RTÜK üyelerinin tespitine göre diğer cumhurbaşkanı adayları Sinan Ogan ve Muharrem İnce TRT Haber’de yer bulamadı. Millet İttifakı üyesi DEVA Partisi, Gelecek Partisi, Saadet Partisi ve Demokrat Parti de TRT Haber’de gösterilmedi.
‘TRT HALKIN DEĞİL AK PARTİ’NİN KANALIDIR’

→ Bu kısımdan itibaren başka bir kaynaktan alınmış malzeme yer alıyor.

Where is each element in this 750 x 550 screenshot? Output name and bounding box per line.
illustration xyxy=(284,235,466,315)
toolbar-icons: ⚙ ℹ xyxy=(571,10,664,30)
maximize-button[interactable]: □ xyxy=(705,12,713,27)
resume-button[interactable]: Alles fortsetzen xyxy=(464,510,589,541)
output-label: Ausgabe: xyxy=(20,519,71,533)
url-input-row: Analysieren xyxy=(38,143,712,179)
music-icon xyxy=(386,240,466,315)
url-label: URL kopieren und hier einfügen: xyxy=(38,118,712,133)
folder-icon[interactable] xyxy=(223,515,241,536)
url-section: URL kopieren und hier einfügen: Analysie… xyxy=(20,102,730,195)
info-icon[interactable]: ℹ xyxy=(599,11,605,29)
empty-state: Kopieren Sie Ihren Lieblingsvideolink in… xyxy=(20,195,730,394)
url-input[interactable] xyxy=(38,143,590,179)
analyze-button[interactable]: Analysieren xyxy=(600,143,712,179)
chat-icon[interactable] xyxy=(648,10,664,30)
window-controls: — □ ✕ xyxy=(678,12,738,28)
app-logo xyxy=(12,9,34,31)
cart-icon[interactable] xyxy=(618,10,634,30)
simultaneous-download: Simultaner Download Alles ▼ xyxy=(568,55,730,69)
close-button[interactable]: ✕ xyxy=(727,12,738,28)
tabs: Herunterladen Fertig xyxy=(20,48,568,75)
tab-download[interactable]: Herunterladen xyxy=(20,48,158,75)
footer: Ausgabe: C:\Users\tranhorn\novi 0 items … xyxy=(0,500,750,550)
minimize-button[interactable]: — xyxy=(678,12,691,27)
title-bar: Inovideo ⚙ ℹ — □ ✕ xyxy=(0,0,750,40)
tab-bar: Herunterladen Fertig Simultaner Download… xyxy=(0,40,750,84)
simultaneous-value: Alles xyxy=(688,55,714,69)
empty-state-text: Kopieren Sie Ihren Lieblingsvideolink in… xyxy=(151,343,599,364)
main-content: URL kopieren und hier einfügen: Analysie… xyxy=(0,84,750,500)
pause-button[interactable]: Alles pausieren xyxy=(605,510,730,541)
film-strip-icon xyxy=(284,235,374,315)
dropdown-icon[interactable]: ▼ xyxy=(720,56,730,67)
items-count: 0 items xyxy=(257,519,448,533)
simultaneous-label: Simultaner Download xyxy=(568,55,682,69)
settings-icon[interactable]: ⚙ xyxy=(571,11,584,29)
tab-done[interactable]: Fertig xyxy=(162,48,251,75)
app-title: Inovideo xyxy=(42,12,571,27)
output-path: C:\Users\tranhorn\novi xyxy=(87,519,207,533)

Konuyla ilgili açıklama yapan RTÜK üyesi İlhan Taşcı, “Tablo bir kamu kuruluşu olan ve 85 milyon vatandaşın vergileriyle yayın hayatına devam eden TRT’nin Türkiye ve AKP’nin propaganda aracına dönüştüğünü açıkça gösteriyor. insanlar. Aslında TRT, iktidar partisinin ve onun cumhurbaşkanı adayının seçim kampanyasını yürütmekten sorumlu PR şirketi gibi hareket ediyor.”

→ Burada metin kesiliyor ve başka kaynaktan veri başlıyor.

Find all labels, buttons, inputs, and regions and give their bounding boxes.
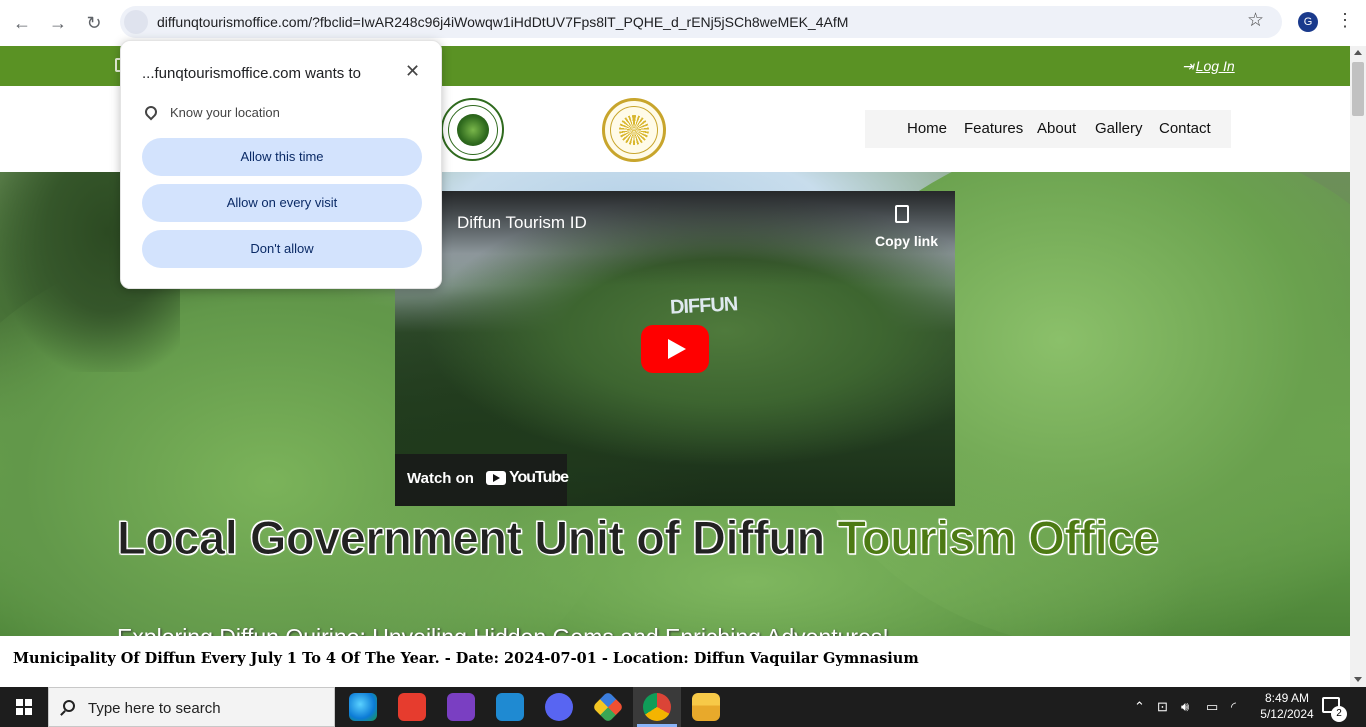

TRT’nin tüm siyasi partilere ve cumhurbaşkanı adaylarına eşit ve tarafsız bir yayın anlayışı benimsemesi gerektiğini vurgulayan Taşcı, şunları kaydetti:
“TRT’ye kamu yayıncısı demek mümkün değil. İttifakların ortasındaki 85 katlık boşluk ancak partizanlıkla açıklanabilir. TRT’nin uluslararası kamu yayıncıları gibi yayın yapması gerekirken, sadece iktidar partisi ve Cumhur İttifakı propagandası yapması kurumun kendi mevzuatına bile aykırıdır. TRT’nin tarafsızlığından bahsetmek mümkün değil, o kadar ki kendi mevzuatını dahi hiçe sayan bir yönetim anlayışı hakim oldu. Seçim sürecinde adil, eşit ve tarafsız bir tutum sergilemeyen TRT’de yapılan bu utanç verici yayından TRT Genel Müdürü bizzat sorumludur.”
‘TRT’NİN DURUMU ORTADA’
RTÜK üyesi Tuncay Keser de, “Seçim dönemleri demokrasi açısından büyük önem taşıyor. Halkın sağlıklı olabilmesi için radyo ve televizyon yayınlarında tüm görüş ve adaylara eşit fırsat sağlanması gerekmektedir. Keser, sözlerini şöyle sürdürdü:
“Milletin vergileriyle yayın yapan TRT, diğer yayın kuruluşlarına örnek olması gerekirken, tam tersine tarafsızlığını ve fırsat eşitliğini en çok ihlal eden kuruluş haline geldi. TRT yönetimi, TRT Kanunu’nu paspasladı. Sayın Taşçı ile yaptığımız tespitlere göre iki ittifak arasında canlı yayınlara ayrılan süre konusunda 85 kat fark var. Öte yandan, TRT Haber’de belgesel adı altında iktidar propagandası tüm hızıyla devam ediyor. İki anayasal kurum olan Yüksek Seçim Kurulu ile Radyo ve Televizyon Üst Kurulu’nun seçim dönemi yayınları konusunda özel sorumlulukları vardır. Alınan kararlar bellidir. TRT’nin hali de ortada. İki özerk konsey harekete geçmedikçe adaletsizlik büyüyor. RTÜK’ün yayını bir an önce tarayarak YSK’ya göndermesi zorunludur. Seçime çok az bir süre kaldı. Yayın gösterimi bugün yapılmayacaksa ne zaman yapılacak? Seçim adaletinin ve fırsat eşitliğinin parçalanmasına sessiz kalmak demokrasiye ihanetten başka bir şey değildir.”